In my opinion, for the sake of one's health, one would do better by declaring they are avoiding anything packaged or processed (where possible) in favor of food that is grown in the ground (plant-based) and altered (cooked) as little as possible. This would seem to have a higher success rate (in terms of health and sticking to a goal) than simply declaring veganism.

It would force you to expand your palette, for one. When I did this, I started trying foods I had never had before. For example, I had not always eaten a variety of leafy greens. I always loved broccoli rabe, sauteed/steamed with olive oil and garlic. But I never ate kale, collard greens, mustard greens, dandelion greens, swiss chard, or beet greens. As it turns out, some of those have much more nutritional value than broccoli rabe, and I was missing out. Plus, they can be prepared in a multitude of delicious ways- sauteed, steamed, parboiled, braised or just plain raw. (Here is a nifty guide with some great ideas to get you started!) Also,I used to forgo salad, thinking it was boring, in favor of less healthy options. Now that I have had so many kinds of salad greens, I have salad at least once a day!

When I crave something sweet (and dark chocolate won't cut it) I I try to make my own baked goods. And now, when I do have something packaged (maybe candy or a cookie) I am turned off by it. I have little desire to have more.

Embracing foods in the way they were intended by nature is often vegan and raw by default. And it forces you to become skilled in the kitchen, arguably the most important life skill there is. We should all be able to feed ourselves and those we love nutritiously.

Comments? Any vegan readers out there, how do you approach food now that animal products are off the table?

And if any readers out there know of any like-minded individuals who might be interested, please mention this blog or my business website! I love exchanging ideas with others! :)

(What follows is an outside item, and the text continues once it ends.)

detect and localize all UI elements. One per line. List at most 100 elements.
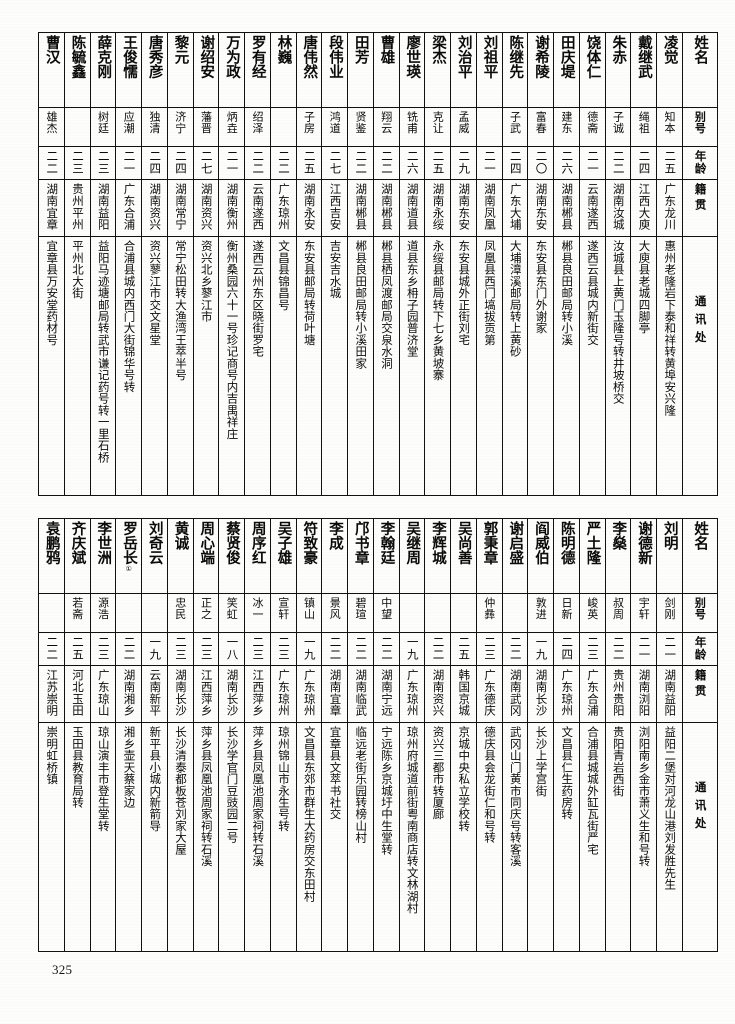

  1. I'm not a total purist when it comes to these things -- I definitely buy some packaged foods, including canned beans on occasion and almond milk when I don't have time to make any. But I do fundamentally really like to do things from scratch, too, and agree that there are healthier and less healthy vegan foods!

    1. Thanks for the comment! I buy almond milk myself- we just go through so much of it, I would have to make it every day! :)

  2. Wow I found this really interesting, thanks so much for sharing!